La casa editrice Bompiani in occasione dei 40 anni dalla pubblicazione del suo romanzo “Bagna i fiori e aspettami”, edito Bompiani, Lidia Ravera ha espresso la sua opinione riguardo a quella che lei definisce la “Malattia dell’adolescenza” attraverso le domande del gruppo di lettura “Leggere al Federico II” dell’IIS.
“Gli adolescenti sono coloro di cui non si sa nulla”, afferma la scrittrice, sottolineando la misteriosità di questa età, che vede come protagonista ogni individuo durante una parte della propria vita.
L’adolescenza, che è considerata uno dei periodo più difficili della vita, è simile al passaggio dalla maturità alla vecchiaia: entrambi i periodi sono segnati dal cambiamento fisico del corpo e della propria identità, che comporta una nuova accettazione di sé stessi. Un altro elemento è rappresentato dal desiderio di stare in gruppo, che implica la capacità di stare bene nella solitudine.

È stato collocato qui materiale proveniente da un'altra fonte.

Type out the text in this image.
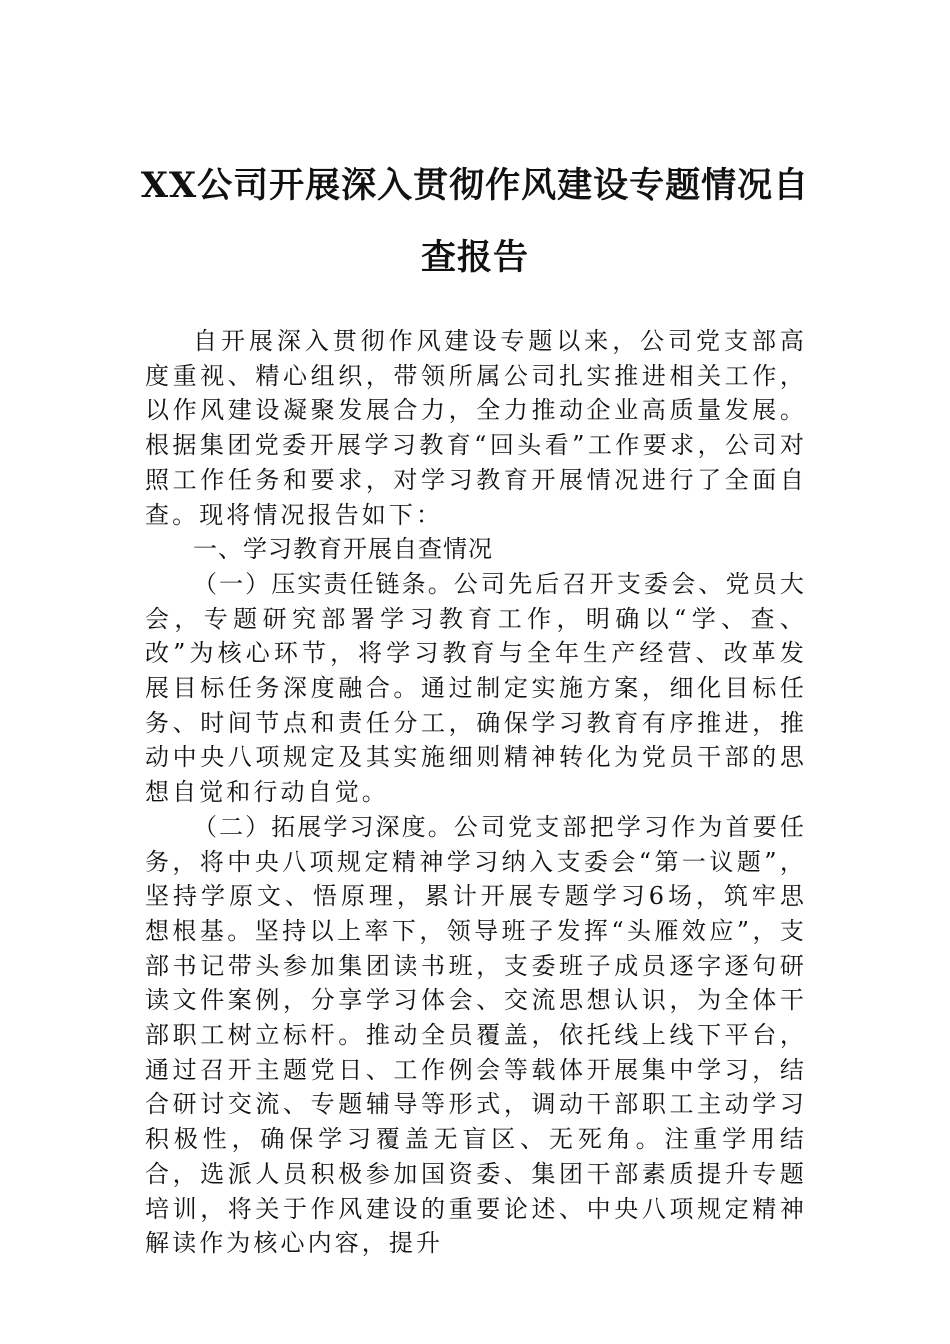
XX公司开展深入贯彻作风建设专题情况自
查报告

自开展深入贯彻作风建设专题以来，公司党支部高度重视、精心组织，带领所属公司扎实推进相关工作，以作风建设凝聚发展合力，全力推动企业高质量发展。根据集团党委开展学习教育“回头看”工作要求，公司对照工作任务和要求，对学习教育开展情况进行了全面自查。现将情况报告如下：

一、学习教育开展自查情况

（一）压实责任链条。公司先后召开支委会、党员大会，专题研究部署学习教育工作，明确以“学、查、改”为核心环节，将学习教育与全年生产经营、改革发展目标任务深度融合。通过制定实施方案，细化目标任务、时间节点和责任分工，确保学习教育有序推进，推动中央八项规定及其实施细则精神转化为党员干部的思想自觉和行动自觉。

（二）拓展学习深度。公司党支部把学习作为首要任务，将中央八项规定精神学习纳入支委会“第一议题”，坚持学原文、悟原理，累计开展专题学习6场，筑牢思想根基。坚持以上率下，领导班子发挥“头雁效应”，支部书记带头参加集团读书班，支委班子成员逐字逐句研读文件案例，分享学习体会、交流思想认识，为全体干部职工树立标杆。推动全员覆盖，依托线上线下平台，通过召开主题党日、工作例会等载体开展集中学习，结合研讨交流、专题辅导等形式，调动干部职工主动学习积极性，确保学习覆盖无盲区、无死角。注重学用结合，选派人员积极参加国资委、集团干部素质提升专题培训，将关于作风建设的重要论述、中央八项规定精神解读作为核心内容，提升
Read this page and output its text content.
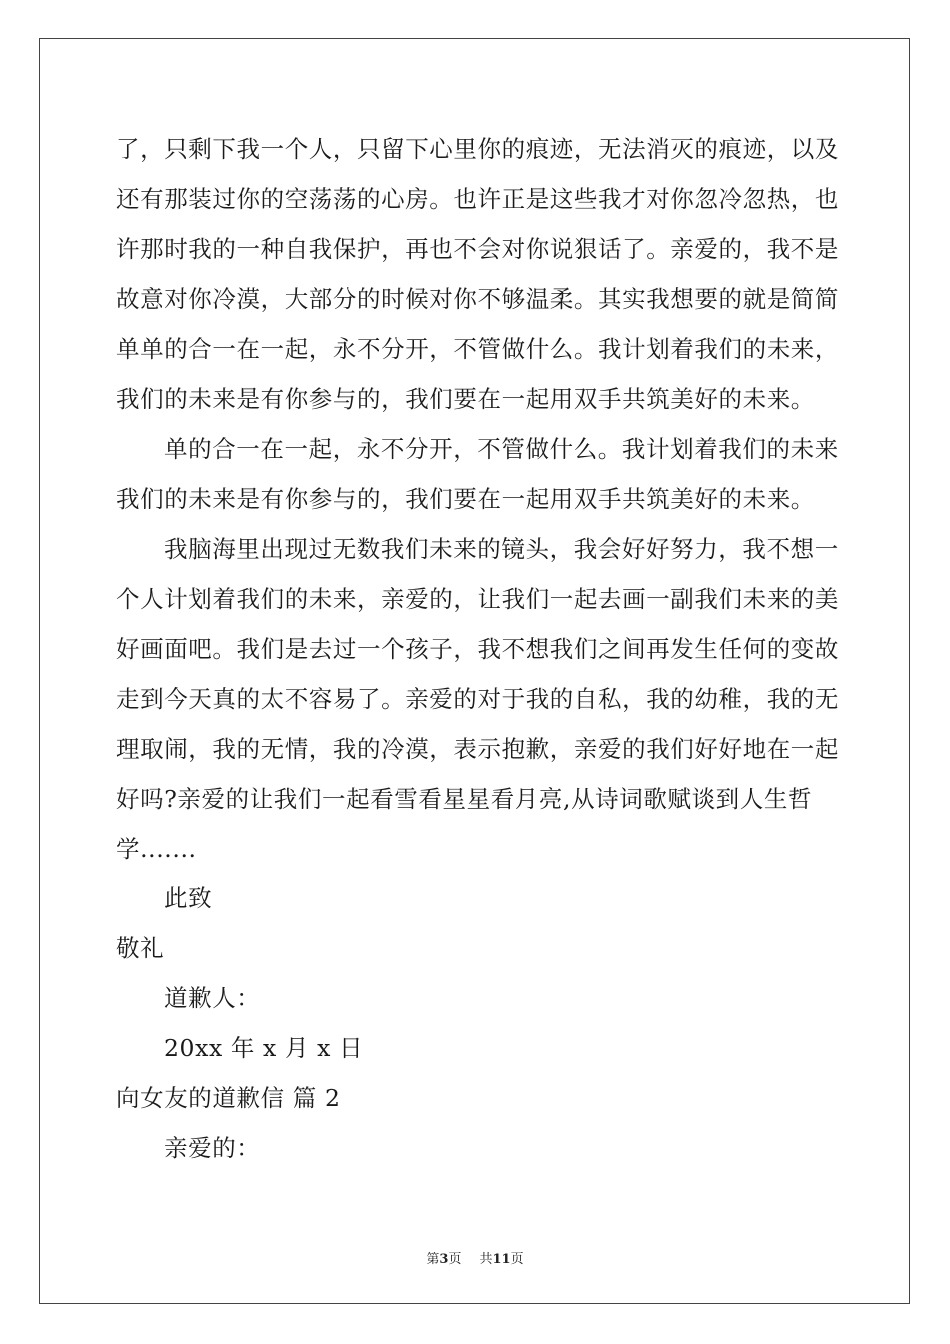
了，只剩下我一个人，只留下心里你的痕迹，无法消灭的痕迹，以及
还有那装过你的空荡荡的心房。也许正是这些我才对你忽冷忽热，也
许那时我的一种自我保护，再也不会对你说狠话了。亲爱的，我不是
故意对你冷漠，大部分的时候对你不够温柔。其实我想要的就是简简
单单的合一在一起，永不分开，不管做什么。我计划着我们的未来，
我们的未来是有你参与的，我们要在一起用双手共筑美好的未来。
单的合一在一起，永不分开，不管做什么。我计划着我们的未来
我们的未来是有你参与的，我们要在一起用双手共筑美好的未来。
我脑海里出现过无数我们未来的镜头，我会好好努力，我不想一
个人计划着我们的未来，亲爱的，让我们一起去画一副我们未来的美
好画面吧。我们是去过一个孩子，我不想我们之间再发生任何的变故
走到今天真的太不容易了。亲爱的对于我的自私，我的幼稚，我的无
理取闹，我的无情，我的冷漠，表示抱歉，亲爱的我们好好地在一起
好吗?亲爱的让我们一起看雪看星星看月亮,从诗词歌赋谈到人生哲
学.......
此致
敬礼
道歉人：
20xx 年 x 月 x 日
向女友的道歉信 篇 2
亲爱的：
第3页 共11页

Un aspetto importante per combattere la solitudine è la letteratura, che ha la funzione di far sentire le persone meno sole. Anche il coraggio è un segno caratteristico che, però, viene interpretato in maniera diversa durante i due periodi della vita perché, se nella vecchiaia vige la costante paura di sbagliare nelle proprie “ultime” scelte, da giovani si tende a cogliere sempre di più le opportunità. “Hanno tutto il tempo davanti”, ricorda l’autrice, per mettersi in gioco e, talvolta, ridere degli errori ingenuamente commessi.
L’obiettivo del libro, che è una rivisitazione in chiave moderna del romanzo “Piccole donne” di Louisa May Alcott, è di permettere ai giovani di rileggere le proprie esperienze dal punto di vista di una delle 4 piccole donne rappresentate dalle 4 sorelle March.